Subscription Required

To Stem Suicide and Sexual Assault, the Air Force Dons Headsets

The New York Times

A new virtual reality program unveiled by the Air Force aims to target two problems that continue to vex military leaders: suicide and sexual assault within the ranks. Years of prevention training—often in the form of somnolence-inducing PowerPoint presentations—have done little to stem the rates of either problem. Whether the virtual reality model can ultimately do better remains an open question. But military officials are encouraged by the early self-reported responses to the training—97 percent of those who have tried it thus far would recommend it.

20-year Deal Expands Air Force Training Sites in Cibola National Forest

Albuquerque Journal

High elevation, extreme temperatures, and difficult conditions all make Cibola National Forest in New Mexico an ideal testing ground for Air Force pilots, especially when simulating the terrain and conditions of the Middle East. That’s set to continue for the near future as the USAF and the National Forest completed a permit to allow pilots to train there for the next 20 years. The permit applies to two groups at Kirtland Air Force Base: The 351st Special Warfare Training Squadron, which uses the lands for mountain rescue training, land navigation, and other tactics, and the 58th Special Operations Wing, which trains more than 1,000 Airmen per month in several aircraft.

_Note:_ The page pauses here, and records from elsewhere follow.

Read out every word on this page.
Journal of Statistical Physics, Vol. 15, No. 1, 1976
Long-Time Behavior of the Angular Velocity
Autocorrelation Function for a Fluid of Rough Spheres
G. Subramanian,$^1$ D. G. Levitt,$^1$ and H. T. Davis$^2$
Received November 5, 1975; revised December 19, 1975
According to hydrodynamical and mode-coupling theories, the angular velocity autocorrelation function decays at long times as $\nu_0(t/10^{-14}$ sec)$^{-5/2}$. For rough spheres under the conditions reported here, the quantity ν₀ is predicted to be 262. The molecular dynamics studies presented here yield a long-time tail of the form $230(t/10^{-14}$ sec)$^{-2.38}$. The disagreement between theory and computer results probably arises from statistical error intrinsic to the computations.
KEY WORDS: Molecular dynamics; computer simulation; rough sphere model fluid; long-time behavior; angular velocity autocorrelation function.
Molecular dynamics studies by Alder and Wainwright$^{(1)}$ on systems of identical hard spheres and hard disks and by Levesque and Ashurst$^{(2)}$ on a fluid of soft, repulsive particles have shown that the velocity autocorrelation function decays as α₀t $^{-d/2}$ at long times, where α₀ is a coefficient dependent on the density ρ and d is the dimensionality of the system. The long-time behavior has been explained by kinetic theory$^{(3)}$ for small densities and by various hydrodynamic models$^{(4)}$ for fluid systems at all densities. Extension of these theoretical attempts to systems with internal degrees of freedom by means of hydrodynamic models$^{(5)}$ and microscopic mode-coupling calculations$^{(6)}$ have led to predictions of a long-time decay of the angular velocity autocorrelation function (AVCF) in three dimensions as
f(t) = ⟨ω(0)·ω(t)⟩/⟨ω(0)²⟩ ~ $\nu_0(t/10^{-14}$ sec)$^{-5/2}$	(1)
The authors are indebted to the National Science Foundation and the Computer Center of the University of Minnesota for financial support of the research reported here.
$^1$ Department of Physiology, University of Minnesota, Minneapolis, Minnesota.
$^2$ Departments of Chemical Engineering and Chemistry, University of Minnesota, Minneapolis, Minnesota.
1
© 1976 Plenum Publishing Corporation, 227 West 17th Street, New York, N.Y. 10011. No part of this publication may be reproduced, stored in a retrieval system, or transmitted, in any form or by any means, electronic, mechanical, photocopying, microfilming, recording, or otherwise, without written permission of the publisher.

How SpaceX Could Become Space Force's No. 1 Defense Contractor

The Motley Fool

As the U.S. Space Force’s budget increases, the service has just 77 spacecraft, but that could grow over time as the cost of spaceflight comes down, and contractor SpaceX boasts a potentially important role in that thanks to its Starship rocket, which could function as a refueler for other spacecraft and satellites in space. Starship rockets could also function as spacecraft in their own right once they leave the atmosphere and enter the vacuum of space—and their cost would be lower than that of KC-46.

One More Thing Subscription Required

Tuskegee Airmen Honored with Ceremony, Unveiling of Statues at Palm Springs Air Museum

Palm Springs Desert Sun

The Palm Springs Air Museum, one of the top air museums in the world, unveiled bronze statues of four Tuskegee Airmen on Memorial Day, commemorating the historic aviation group composed of Black pilots, navigators, bombardiers, instructors, aircraft and engine mechanics, control tower operators, and other maintenance and support staff. Three Tuskegee Airmen were in attendance for the unveiling ceremony, as well as friends and loved ones of other Airmen.